# Nikon D7000 vs D5100 dSLR?



## editor (Apr 30, 2011)

I really can't decide about this. I'm not sure whether to sell my D300 and get a D7000, or keep the D300 and get the cheaper D5100 as a second camera.

They both share the same sensor, but the D7000 is weatherproofed, more rugged and with better metering/autofocus.

Pros of the D5100: it's much smaller than my current camera (I'm not a fan of lugging around big cameras), it has an articulated screen. 

Pros of the D5100: top plate LCD, more physical controls












More about D5100: http://www.wirefresh.com/nikon-d5100-dslr-reviews-the-camera-looks-an-absolute-winner/
D7000: http://www.wirefresh.com/nikon-d7000-mid-range-dslr-announced/


----------



## Uncle Fester (May 5, 2011)

..both amazing cameras.  ISO 25,600!

The deciding factor for me would be the articulated screen of the D5100 - something i find incredibly useful on the Panasonic G1.

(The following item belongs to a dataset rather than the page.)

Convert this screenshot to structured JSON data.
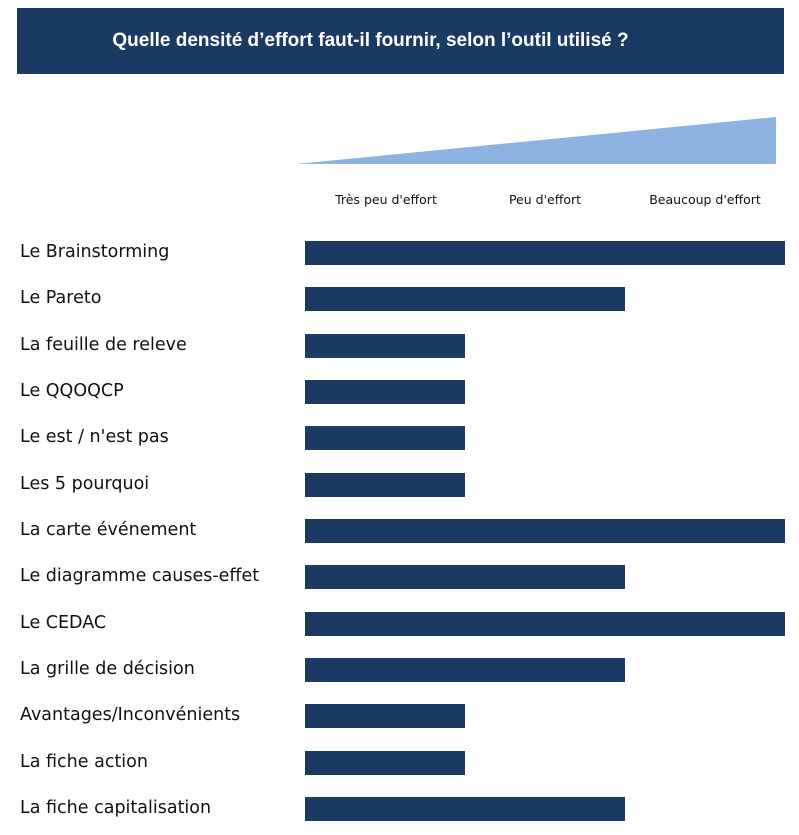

Having said that i've just ordered an LX5 - need a small camera for underground photos...


----------



## editor (May 5, 2011)

Uncle Fester said:


> Having said that i've just ordered an LX5 - need a small camera for underground photos...

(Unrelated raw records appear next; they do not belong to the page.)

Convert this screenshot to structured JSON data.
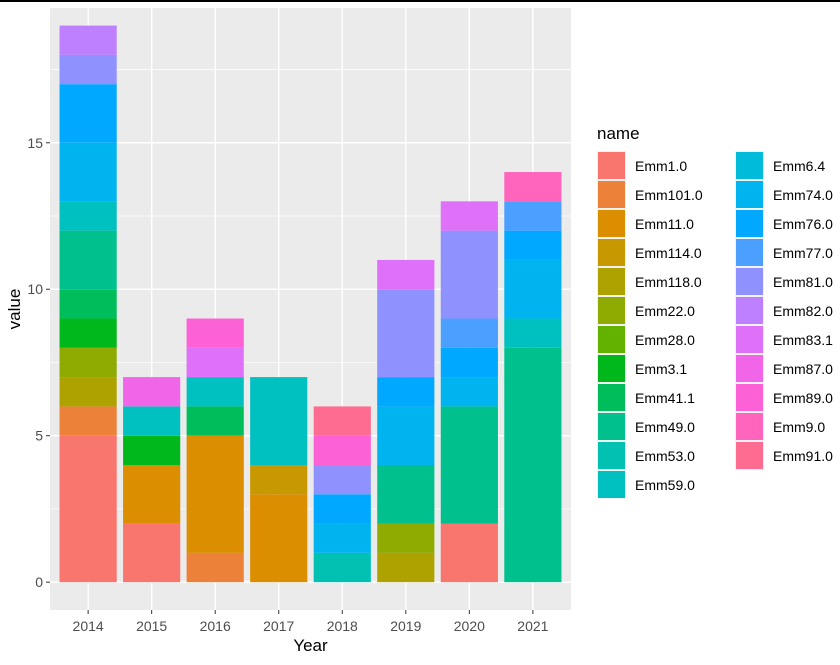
{
  "chart_data": {
    "type": "bar",
    "stacked": true,
    "xlabel": "Year",
    "ylabel": "value",
    "ylim": [
      -0.95,
      19.6
    ],
    "y_ticks": [
      0,
      5,
      10,
      15
    ],
    "categories": [
      "2014",
      "2015",
      "2016",
      "2017",
      "2018",
      "2019",
      "2020",
      "2021"
    ],
    "grid": true,
    "background": "#ebebeb",
    "legend": {
      "title": "name",
      "position": "right",
      "columns": 2
    },
    "series": [
      {
        "name": "Emm1.0",
        "color": "#F8766D",
        "values": [
          5,
          2,
          0,
          0,
          0,
          0,
          2,
          0
        ]
      },
      {
        "name": "Emm101.0",
        "color": "#EC8239",
        "values": [
          1,
          0,
          1,
          0,
          0,
          0,
          0,
          0
        ]
      },
      {
        "name": "Emm11.0",
        "color": "#DB8E00",
        "values": [
          0,
          2,
          4,
          3,
          0,
          0,
          0,
          0
        ]
      },
      {
        "name": "Emm114.0",
        "color": "#C79800",
        "values": [
          0,
          0,
          0,
          1,
          0,
          0,
          0,
          0
        ]
      },
      {
        "name": "Emm118.0",
        "color": "#AEA200",
        "values": [
          1,
          0,
          0,
          0,
          0,
          1,
          0,
          0
        ]
      },
      {
        "name": "Emm22.0",
        "color": "#8FAA00",
        "values": [
          1,
          0,
          0,
          0,
          0,
          1,
          0,
          0
        ]
      },
      {
        "name": "Emm28.0",
        "color": "#64B200",
        "values": [
          0,
          0,
          0,
          0,
          0,
          0,
          0,
          0
        ]
      },
      {
        "name": "Emm3.1",
        "color": "#00B81B",
        "values": [
          1,
          1,
          0,
          0,
          0,
          0,
          0,
          0
        ]
      },
      {
        "name": "Emm41.1",
        "color": "#00BD5C",
        "values": [
          1,
          0,
          1,
          0,
          0,
          0,
          0,
          0
        ]
      },
      {
        "name": "Emm49.0",
        "color": "#00C08D",
        "values": [
          2,
          0,
          0,
          0,
          0,
          2,
          4,
          8
        ]
      },
      {
        "name": "Emm53.0",
        "color": "#00C1B2",
        "values": [
          0,
          0,
          0,
          0,
          1,
          0,
          0,
          0
        ]
      },
      {
        "name": "Emm59.0",
        "color": "#00C0C0",
        "values": [
          1,
          1,
          1,
          3,
          0,
          0,
          0,
          1
        ]
      },
      {
        "name": "Emm6.4",
        "color": "#00BBDA",
        "values": [
          0,
          0,
          0,
          0,
          0,
          0,
          0,
          0
        ]
      },
      {
        "name": "Emm74.0",
        "color": "#00B4EF",
        "values": [
          2,
          0,
          0,
          0,
          1,
          2,
          1,
          2
        ]
      },
      {
        "name": "Emm76.0",
        "color": "#00A8FF",
        "values": [
          2,
          0,
          0,
          0,
          1,
          1,
          1,
          1
        ]
      },
      {
        "name": "Emm77.0",
        "color": "#4A9FFF",
        "values": [
          0,
          0,
          0,
          0,
          0,
          0,
          1,
          1
        ]
      },
      {
        "name": "Emm81.0",
        "color": "#8F91FF",
        "values": [
          1,
          0,
          0,
          0,
          1,
          3,
          3,
          0
        ]
      },
      {
        "name": "Emm82.0",
        "color": "#BE80FF",
        "values": [
          1,
          0,
          0,
          0,
          0,
          0,
          0,
          0
        ]
      },
      {
        "name": "Emm83.1",
        "color": "#DF70F8",
        "values": [
          0,
          0,
          1,
          0,
          0,
          1,
          1,
          0
        ]
      },
      {
        "name": "Emm87.0",
        "color": "#F166E8",
        "values": [
          0,
          1,
          0,
          0,
          0,
          0,
          0,
          0
        ]
      },
      {
        "name": "Emm89.0",
        "color": "#FC61D5",
        "values": [
          0,
          0,
          1,
          0,
          1,
          0,
          0,
          0
        ]
      },
      {
        "name": "Emm9.0",
        "color": "#FF65BC",
        "values": [
          0,
          0,
          0,
          0,
          0,
          0,
          0,
          1
        ]
      },
      {
        "name": "Emm91.0",
        "color": "#FF6C91",
        "values": [
          0,
          0,
          0,
          0,
          1,
          0,
          0,
          0
        ]
      }
    ]
  }
}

You won't regret it - it's an amazing camera!


----------



## Paul Russell (May 5, 2011)

A con for the D5100 for me would that it is more limited in the lenses it uses, I think. It's limited to lenses that have their own motor, isn't it? That would rule out my primes (AF D lenses).


----------



## gamma globulins (Jul 17, 2012)

Just invested in the D7000. Very happy with it; and got a friend's wedding to shoot in 2 weekends time!

Eek!


----------



## editor (Jul 17, 2012)

The D7000 is a great camera. I was seriously considering it before I got the OM-D.


----------